De kapel van O.L.V.- ten Hazelaar te Kortrijk[4]

a) Betrekkingen van het ambacht met de kapel van O.L.V.- ten Hazelaar te Kortrijk

Vanaf 1745 blijkt uit de rekeningen dat het ambacht de kapel  van O.L.V. te Hazelaar te Kortrijk huurde om daar herdenkingsmissen te houden met hun eigen kapelaan[5] die zij betaalden.  In ruil hiervoor betaalde het ambacht de jaarlijkse levering van was voor de kaarsen in de kapel. De belangrijkste leverancier was Judocus de Cnijpere. De kapel werd tussen 1722 en 1751 bestuurd door Pieter-Nicolaas De Wulf, tussen 1751 en 1759 door Pieter-Jozef Baeckelandt. Vanaf 1759 was Pieter Amerlinck het hoofd van deze kapel.

Na 1759 echter werd er geen kaarsgeld meer betaald aan de kapel van O.L.V.-ten Hazelaar.

De reden waarom het ambacht geen beroep meer deed op deze kapel blijft onduidelijk, aangezien ze pas in 1785 werd afgeschaft door Jozef II.

Tabel 1: overzicht van de levering van kaarsgelden (1745-1759)

Periode

Kaarsgeld

Levering van was gedurende 11 jaar (1745-1755)[6]

17.0.0

Levering van was gedurende 3 jaar (1756-1758)[7]

5.0.0

Levering van was gedurende 1 jaar (1759)

2.10.0

 

b) Geschiedenis van de kapel van O.L.V.-ten Hazelaar[8]

Deze kapel bevond zich aan de oostkant van de Hazelaarstraat. Reeds in de 15de eeuw werd ze vermeld, samen met de gelijknamige molen en vestingtoren.
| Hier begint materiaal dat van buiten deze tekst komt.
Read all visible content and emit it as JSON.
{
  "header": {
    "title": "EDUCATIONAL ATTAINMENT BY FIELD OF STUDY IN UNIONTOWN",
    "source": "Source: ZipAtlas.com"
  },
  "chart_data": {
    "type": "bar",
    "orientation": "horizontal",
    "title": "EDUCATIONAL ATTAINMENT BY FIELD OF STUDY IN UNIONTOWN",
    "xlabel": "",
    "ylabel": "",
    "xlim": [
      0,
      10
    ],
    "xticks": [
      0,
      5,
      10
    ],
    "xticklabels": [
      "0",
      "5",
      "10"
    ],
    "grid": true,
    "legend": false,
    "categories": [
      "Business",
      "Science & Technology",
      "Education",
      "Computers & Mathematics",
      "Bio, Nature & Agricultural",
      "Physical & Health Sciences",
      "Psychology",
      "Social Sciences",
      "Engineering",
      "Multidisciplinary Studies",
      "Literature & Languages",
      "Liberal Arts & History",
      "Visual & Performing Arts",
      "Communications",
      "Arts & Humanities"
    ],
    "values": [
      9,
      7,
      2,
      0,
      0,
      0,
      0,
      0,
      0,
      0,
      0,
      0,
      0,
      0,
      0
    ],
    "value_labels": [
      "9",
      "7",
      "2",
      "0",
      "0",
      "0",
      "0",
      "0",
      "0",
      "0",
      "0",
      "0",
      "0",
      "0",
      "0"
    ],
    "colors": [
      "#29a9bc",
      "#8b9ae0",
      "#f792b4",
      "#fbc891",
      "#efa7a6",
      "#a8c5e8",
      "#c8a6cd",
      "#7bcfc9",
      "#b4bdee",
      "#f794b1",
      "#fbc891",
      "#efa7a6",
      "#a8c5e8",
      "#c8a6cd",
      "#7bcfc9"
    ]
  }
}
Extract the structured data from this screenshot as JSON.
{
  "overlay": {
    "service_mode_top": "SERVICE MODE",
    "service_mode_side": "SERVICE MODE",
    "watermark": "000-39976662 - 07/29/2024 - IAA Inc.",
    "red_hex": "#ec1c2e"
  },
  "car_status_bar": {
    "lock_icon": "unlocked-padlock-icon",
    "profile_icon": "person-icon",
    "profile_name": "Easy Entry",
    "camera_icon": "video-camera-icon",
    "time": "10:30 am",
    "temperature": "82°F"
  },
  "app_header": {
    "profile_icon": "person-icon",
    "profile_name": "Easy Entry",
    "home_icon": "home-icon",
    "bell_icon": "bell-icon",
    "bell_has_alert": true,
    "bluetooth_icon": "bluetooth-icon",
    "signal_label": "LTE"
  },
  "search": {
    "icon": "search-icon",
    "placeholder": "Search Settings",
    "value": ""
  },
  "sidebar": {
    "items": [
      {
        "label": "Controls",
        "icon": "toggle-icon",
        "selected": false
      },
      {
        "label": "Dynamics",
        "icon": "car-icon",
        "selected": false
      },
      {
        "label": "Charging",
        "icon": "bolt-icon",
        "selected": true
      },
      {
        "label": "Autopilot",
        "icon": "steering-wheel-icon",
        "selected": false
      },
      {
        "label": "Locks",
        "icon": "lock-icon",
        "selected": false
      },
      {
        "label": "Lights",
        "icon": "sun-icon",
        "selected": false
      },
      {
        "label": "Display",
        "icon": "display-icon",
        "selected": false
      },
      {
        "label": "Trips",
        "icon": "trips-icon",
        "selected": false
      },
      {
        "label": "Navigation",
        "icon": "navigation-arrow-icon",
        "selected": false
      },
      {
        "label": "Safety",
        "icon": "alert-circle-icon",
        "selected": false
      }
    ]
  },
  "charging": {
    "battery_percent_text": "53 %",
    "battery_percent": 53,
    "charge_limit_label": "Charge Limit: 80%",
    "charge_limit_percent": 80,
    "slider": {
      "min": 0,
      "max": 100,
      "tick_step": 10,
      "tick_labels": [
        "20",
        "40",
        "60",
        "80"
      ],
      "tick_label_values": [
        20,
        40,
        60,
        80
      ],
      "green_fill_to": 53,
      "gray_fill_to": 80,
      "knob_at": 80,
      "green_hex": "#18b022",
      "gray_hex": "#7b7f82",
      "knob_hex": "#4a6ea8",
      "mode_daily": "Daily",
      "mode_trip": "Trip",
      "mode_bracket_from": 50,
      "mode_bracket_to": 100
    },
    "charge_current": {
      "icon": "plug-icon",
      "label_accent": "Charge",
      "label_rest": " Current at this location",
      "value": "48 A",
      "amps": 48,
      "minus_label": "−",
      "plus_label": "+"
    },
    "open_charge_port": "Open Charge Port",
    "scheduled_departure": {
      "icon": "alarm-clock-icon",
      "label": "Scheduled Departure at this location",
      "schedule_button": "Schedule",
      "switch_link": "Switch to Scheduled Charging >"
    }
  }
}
De kapel zou dateren van vóór 1460, maar over de oorsprong, stichters en de doelstellingen tasten we in het donker. De kapel bevond zich niet ver van het klooster van de Kapucijnessen.

De naam “ ten Hazelaar” zou verwijzen naar de hazelaars die langs deze vestingtoren groeiden. De hazelaar stond bekend om zijn bescherming tegen onweer en slangen. Deze eigenschappen zou de boom verkregen hebben door Maria die in de bijbel beschermd werd door de hazelaar. Er was echter ook sprake in bronnen van “de kapel van de notenboom”. Volgens F. De Potter zou het gaan om één en dezelfde kapel.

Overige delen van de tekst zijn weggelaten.